(JTA) — Feel like The New York Times was too soft on Tony Hovater, the Nazi sympathizer with good manners and arched eyebrows?
If so, you might be pleased to learn that in the aftermath of The Times article, Hovater and his wife were fired from their restaurant jobs this week. The newlyweds will also be moving out of their house in New Carlisle, Ohio, for safety and financial reasons.
“It’s not for the best to stay in a place that is now public information,” Hovater told the Washington Post on Thursday.
The Hovaters’ extreme views may have cost them their income — but they are hardly broke. The couple’s white supremacist friends have launched a fundraising campaign on a crowdfunding site called GoyFundMe, which riffs off the popular fundraising website GoFundMe.
The online campaign aimed to raise $1,000. As of Thursday afternoon, it was over $8,600.
Hovater, 29, is a co-founder of the Traditionalist Worker Party, a neo-Nazi group that protested at the white supremacist rally in Charlottesville, Virginia, in August. The Times profile published Saturday called him “a committed foot soldier” of the far right and noted his extremist views, from advocating white supremacy to denying the Holocaust.
A chorus of critics, though, called out the article for appearing to normalize Hovater and not pushing back on his views. The profile portrayed Hovater as the “alt-right” version of a hip millennial, with “Midwestern manners [that] would please anyone’s mother.” Notably the article did not challenge his claim that Hitler was “chill” when it came to the question of exterminating the Jews.
In a response to the critics, a Times editor regretted the offense caused by the piece but defended the need to “shed more light, not less, on the most extreme corners of American life.”
The supporters’ fundraising campaign is known as the Hovater Support Fund. Its page blames “Communists, Antifa and general basement-dwelling ne’er-do-wells” for getting the Hovaters fired, and asks for donations in the spirit of Christmas.
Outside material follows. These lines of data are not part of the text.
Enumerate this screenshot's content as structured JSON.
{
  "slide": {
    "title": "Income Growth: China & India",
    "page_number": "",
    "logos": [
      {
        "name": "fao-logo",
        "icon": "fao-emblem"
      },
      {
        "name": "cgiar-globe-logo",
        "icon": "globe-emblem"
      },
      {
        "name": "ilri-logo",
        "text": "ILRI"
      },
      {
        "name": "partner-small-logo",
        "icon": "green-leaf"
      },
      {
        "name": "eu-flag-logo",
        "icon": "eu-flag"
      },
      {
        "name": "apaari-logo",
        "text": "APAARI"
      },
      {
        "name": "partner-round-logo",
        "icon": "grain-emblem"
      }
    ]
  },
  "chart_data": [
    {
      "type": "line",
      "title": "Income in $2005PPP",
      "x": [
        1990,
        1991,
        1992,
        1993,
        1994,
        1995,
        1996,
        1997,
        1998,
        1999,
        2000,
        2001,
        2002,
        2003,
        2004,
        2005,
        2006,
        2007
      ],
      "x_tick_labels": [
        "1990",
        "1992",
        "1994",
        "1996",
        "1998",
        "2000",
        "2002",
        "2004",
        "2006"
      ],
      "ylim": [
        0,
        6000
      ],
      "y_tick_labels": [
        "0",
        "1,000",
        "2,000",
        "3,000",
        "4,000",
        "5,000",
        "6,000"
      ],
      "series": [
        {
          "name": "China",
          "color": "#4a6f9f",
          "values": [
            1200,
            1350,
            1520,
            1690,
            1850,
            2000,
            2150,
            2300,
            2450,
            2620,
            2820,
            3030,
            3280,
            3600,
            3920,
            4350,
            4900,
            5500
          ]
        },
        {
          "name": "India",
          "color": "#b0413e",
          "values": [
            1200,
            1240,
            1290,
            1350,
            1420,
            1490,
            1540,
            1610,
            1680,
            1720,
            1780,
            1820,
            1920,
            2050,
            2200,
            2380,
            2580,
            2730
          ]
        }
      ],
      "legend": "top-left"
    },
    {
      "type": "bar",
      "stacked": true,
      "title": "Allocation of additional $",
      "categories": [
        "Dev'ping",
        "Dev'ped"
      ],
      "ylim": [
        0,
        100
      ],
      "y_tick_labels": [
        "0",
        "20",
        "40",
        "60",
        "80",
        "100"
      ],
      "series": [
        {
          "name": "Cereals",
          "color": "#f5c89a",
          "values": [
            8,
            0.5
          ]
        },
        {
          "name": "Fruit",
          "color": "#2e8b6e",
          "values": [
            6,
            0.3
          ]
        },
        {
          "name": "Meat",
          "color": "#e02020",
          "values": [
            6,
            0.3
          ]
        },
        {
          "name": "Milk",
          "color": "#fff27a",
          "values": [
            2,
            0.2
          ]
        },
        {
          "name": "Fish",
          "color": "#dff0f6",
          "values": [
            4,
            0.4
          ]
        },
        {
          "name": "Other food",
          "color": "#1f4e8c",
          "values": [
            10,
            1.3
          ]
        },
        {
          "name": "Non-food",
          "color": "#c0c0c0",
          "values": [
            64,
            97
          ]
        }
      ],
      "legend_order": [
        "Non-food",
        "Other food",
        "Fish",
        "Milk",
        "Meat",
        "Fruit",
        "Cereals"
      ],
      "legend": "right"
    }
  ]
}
As it happens, the campaign appears to be among the tamest campaigns on GoyFundMe, which employs the sometimes pejorative word “goy” — which means “nation” in Hebrew but commonly refers derogatorily to non-Jews. White supremacists on the internet have taken recently to re-appropriating the term.
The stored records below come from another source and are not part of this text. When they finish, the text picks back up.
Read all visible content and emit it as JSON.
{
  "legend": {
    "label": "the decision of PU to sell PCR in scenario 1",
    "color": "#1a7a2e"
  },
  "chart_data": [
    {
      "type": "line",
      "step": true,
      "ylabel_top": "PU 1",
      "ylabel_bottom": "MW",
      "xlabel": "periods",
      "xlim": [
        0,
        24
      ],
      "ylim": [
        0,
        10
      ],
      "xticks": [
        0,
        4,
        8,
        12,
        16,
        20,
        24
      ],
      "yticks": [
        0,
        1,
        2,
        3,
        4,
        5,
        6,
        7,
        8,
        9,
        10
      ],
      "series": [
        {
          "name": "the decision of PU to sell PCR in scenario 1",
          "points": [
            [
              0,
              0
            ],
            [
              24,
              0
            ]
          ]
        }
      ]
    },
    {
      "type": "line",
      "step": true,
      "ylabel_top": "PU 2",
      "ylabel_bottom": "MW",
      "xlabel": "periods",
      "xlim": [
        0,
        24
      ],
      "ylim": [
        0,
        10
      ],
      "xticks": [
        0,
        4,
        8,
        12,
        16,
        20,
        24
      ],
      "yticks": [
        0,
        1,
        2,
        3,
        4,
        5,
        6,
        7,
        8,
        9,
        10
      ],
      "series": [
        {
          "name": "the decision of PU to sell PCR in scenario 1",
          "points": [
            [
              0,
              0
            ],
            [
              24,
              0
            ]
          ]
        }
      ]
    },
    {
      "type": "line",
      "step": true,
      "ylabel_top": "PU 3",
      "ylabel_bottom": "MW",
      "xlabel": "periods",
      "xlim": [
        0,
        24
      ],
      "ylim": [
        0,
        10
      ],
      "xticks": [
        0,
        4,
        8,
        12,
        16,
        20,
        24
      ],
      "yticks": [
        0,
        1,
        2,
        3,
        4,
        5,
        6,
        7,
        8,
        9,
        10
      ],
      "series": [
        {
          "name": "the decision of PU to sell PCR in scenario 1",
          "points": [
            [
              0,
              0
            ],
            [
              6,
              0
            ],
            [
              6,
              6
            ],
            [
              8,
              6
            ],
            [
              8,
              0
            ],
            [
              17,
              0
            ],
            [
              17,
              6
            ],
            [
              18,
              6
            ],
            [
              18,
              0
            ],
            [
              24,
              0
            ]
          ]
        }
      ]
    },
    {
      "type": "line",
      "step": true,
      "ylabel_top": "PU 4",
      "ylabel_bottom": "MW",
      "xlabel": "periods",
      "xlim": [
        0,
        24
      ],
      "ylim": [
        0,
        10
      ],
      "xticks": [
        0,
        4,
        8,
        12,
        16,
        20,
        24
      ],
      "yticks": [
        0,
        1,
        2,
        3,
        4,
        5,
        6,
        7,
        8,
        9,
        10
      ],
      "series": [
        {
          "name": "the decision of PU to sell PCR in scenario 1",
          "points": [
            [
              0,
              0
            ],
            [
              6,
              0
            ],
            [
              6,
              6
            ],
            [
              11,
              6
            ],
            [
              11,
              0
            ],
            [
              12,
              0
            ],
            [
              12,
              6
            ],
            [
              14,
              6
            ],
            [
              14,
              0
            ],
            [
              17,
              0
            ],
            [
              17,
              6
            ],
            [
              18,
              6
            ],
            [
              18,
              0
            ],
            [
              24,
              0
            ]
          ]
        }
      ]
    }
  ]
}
GoyFundMe bills itself as part of the “alt-tech” community, a group of social media sites for the alt-right that do not censor white supremacist content.
“If you, like us, find that shutting down accounts and refusing service to anyone simply because their ideas are different or unpopular, we invite you to check the following websites and lend them your support if you can,” GoyFundMe’s description of alt-tech reads. “Doing so will help to ensure the continued rise of Alt-Tech companies, as well as to keep free speech and a true diversity of ideas alive and well on the web.”
A few campaigns on GoyFundMe, which launched in late August, aim to raise money for those arrested during the Charlottesville rally. One “Defense Fund” features icons of Nazi-style eagles and declares “We won the battle. Now let’s win the war.”
Another is called Republic of Florida Needs Shekels, which seeks to raise $5,000 to finance a militia. The campaign includes a video of people wearing storm trooper helmets (think Nazi, not “Star Wars”). It has raised $20.
But perhaps the most bizarre campaign is one to launch a “Jewish Interracial Dating Website” called Kosher Swirl. The campaign’s creators hope to raise $10,000, claiming that they “are trying to give back to Jews by creating an interracial dating site” — one that won’t allow white people to join.
Their total so far: bubkes. That’s zero, GoyFundMe crowd.